In 1976, Martin Scorsese’s masterpiece Taxi Driver was released, and it was destined to be remembered as one of the milestones of the neo-noir genre. Few films have depicted night in the urban jungle as well as Taxi Driver. The protagonist is Travis Bickle, the emblem of modern man: an alienated and paranoid misfit consumed by loneliness. Working mainly at night, Travis begins to harbour certain feelings of disgust and superiority towards the dark side of the cities, of all those nocturnal ‘animals’ who, in his opinion, degrade society. The neon lights of a New York at the height of its urban fervour are reflected in the puddles, creating visual universes, while a jazzy soundtrack drags the viewer through avenues of modern decadence. Travis Bickle is the symbol of those young Vietnam veterans, unable to adapt again to the progress and light-heartedness of a world renewed without them, hopelessly abandoned in a spiral of alienation and confused principles. Halfway between an existentialist work and the poetry of the beat generation, Taxi Driver makes night the only space in which the deepest thoughts can take form.

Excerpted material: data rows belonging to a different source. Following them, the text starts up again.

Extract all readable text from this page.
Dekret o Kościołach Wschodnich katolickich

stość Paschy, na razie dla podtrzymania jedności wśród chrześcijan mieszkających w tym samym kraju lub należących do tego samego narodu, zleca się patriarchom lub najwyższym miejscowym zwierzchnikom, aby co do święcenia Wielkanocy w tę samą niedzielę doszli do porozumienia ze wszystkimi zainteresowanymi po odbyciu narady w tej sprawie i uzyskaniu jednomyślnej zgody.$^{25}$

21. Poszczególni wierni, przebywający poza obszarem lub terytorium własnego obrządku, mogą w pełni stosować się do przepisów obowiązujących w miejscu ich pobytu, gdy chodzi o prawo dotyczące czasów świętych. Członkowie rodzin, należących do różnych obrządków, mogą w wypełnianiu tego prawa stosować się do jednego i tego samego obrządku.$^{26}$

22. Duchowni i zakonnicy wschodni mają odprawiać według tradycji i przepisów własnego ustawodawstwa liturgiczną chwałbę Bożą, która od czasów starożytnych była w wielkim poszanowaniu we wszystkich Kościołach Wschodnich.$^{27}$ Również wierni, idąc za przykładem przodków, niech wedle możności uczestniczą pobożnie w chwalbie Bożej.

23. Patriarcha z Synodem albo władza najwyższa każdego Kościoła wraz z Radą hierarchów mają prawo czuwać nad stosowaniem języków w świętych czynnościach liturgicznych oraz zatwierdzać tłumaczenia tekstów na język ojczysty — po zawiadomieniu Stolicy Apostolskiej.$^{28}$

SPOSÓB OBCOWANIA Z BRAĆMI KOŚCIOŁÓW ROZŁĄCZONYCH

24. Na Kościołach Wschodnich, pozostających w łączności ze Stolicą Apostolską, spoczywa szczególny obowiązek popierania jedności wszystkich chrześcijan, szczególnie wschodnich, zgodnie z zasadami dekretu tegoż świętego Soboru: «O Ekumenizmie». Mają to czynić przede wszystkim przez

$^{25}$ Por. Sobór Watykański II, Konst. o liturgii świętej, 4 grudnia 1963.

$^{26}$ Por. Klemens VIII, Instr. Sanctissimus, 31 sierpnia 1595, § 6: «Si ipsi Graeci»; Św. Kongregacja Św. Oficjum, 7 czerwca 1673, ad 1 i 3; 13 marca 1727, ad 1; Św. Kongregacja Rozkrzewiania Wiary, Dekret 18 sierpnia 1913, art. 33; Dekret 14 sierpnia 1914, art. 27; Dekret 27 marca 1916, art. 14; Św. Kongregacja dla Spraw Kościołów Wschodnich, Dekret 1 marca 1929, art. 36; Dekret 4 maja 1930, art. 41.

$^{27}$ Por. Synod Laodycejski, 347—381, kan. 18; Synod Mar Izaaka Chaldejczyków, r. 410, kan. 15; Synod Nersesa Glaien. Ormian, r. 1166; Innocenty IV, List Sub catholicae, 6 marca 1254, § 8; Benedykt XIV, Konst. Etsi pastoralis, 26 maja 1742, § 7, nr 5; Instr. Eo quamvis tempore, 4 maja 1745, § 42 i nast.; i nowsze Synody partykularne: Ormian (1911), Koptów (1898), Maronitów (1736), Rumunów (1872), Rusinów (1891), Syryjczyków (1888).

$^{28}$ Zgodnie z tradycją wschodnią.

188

Blade Runner, R. Scott (1982)

One of the genres that has made most use of night-time scenarios is undoubtedly science fiction, and what film could represent this combination better than Blade Runner? Released in 1982 but set in a hypothetical 2019, Blade Runner projects the eternal theme of the difficult coexistence between humans and androids in a Los Angeles constantly submerged by a blanket of rain and darkness, whose only sources of light are, again, the futuristic neon lights of a strongly oriental-looking metropolis. If the outside is characterised by incessant rain, the interiors are, on the other hand, enveloped in fog and smoke, dim lights and heavy shadows. The title refers to the namesake of the android hunters, or replicants, destined to be punished for developing their own independence. In a world where the boundary between human and android is blurred, the soundtrack itself represents this coexistence through the combination of acoustic melodies and synthesisers. Blade Runner is an exemplary film for all the cyberpunk science fiction to come, capable of leaving us stunned not only by its use of such hypnotic futuristic scenarios, but also by the moral questions it raises, as well as by a final monologue on the value of memory, destined to become immortal (“I’ve seen things you people wouldn’t believe…”).

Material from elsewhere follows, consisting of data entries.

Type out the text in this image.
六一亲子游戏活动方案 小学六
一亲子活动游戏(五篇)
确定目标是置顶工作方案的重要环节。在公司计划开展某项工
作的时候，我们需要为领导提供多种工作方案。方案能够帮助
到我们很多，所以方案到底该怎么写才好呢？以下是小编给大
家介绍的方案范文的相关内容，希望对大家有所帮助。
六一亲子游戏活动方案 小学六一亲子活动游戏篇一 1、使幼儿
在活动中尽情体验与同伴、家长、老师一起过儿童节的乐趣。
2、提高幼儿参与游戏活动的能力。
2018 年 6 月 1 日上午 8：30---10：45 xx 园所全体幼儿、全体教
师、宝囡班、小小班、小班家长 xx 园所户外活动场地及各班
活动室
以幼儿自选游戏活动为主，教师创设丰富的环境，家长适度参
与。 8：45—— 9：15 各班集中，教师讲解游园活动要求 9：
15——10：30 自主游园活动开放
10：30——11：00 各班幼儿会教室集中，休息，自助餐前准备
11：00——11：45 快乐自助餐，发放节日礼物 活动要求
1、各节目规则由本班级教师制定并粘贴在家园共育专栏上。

Midnight in Paris, W. Allen (2011)

However, night is not only the protagonist of thrillers or noir films. Many comedies and romantic films have made it the setting for their stories, such as Scorsese’s After Hours or Linklater’s Before Sunrise. One of the most recent works by the New York comic genius, Woody Allen’s Midnight in Paris, combines romance and comedy with skilful irony and remarkable culture. In this film, Allen’s eye shifts away from his New York and focuses on Paris. What remains unchanged is the director’s ironic critique of bourgeois society. In Midnight in Paris, the night is not only a context, but a real trigger for the development of a quite surreal plot. The protagonist is Gil, an eternal nostalgic for a past he has never lived and with whom many can easily identify. Who has never dreamed, after all, of living even for a few hours in a different era? For Gil, this desire becomes reality when, at the stroke of midnight, he is inexplicably transported to the 1920s Paris, a city that was the beating heart of European culture in the first decades of the 20th century. Feeling delighted, Gil has the opportunity to meet, in this sort of parallel dimension, some of the main figures of the “Lost Generation” such as Hemingway, Dalí, Buñuel and Fitzgerald. This nocturnal space allows Gil to bring out his more cultured and inner side, which modernity does not seem to fully understand. Balanced between two different existences, Gil understands that he cannot completely renounce the concreteness of the present to abandon himself to the transcendence of the night.

There is no doubt, therefore, that regardless of the film genre, films have made use of the night to communicate the effect it has on man: to be himself. Whether it is introspection, a return to primitive instincts, the recognition of the implicit value of everyday things, or simply the abandonment of daytime responsibilities, night allows us to reach our true nature, which is hidden during the day. After all, how could the stars show their essence without the surrounding darkness?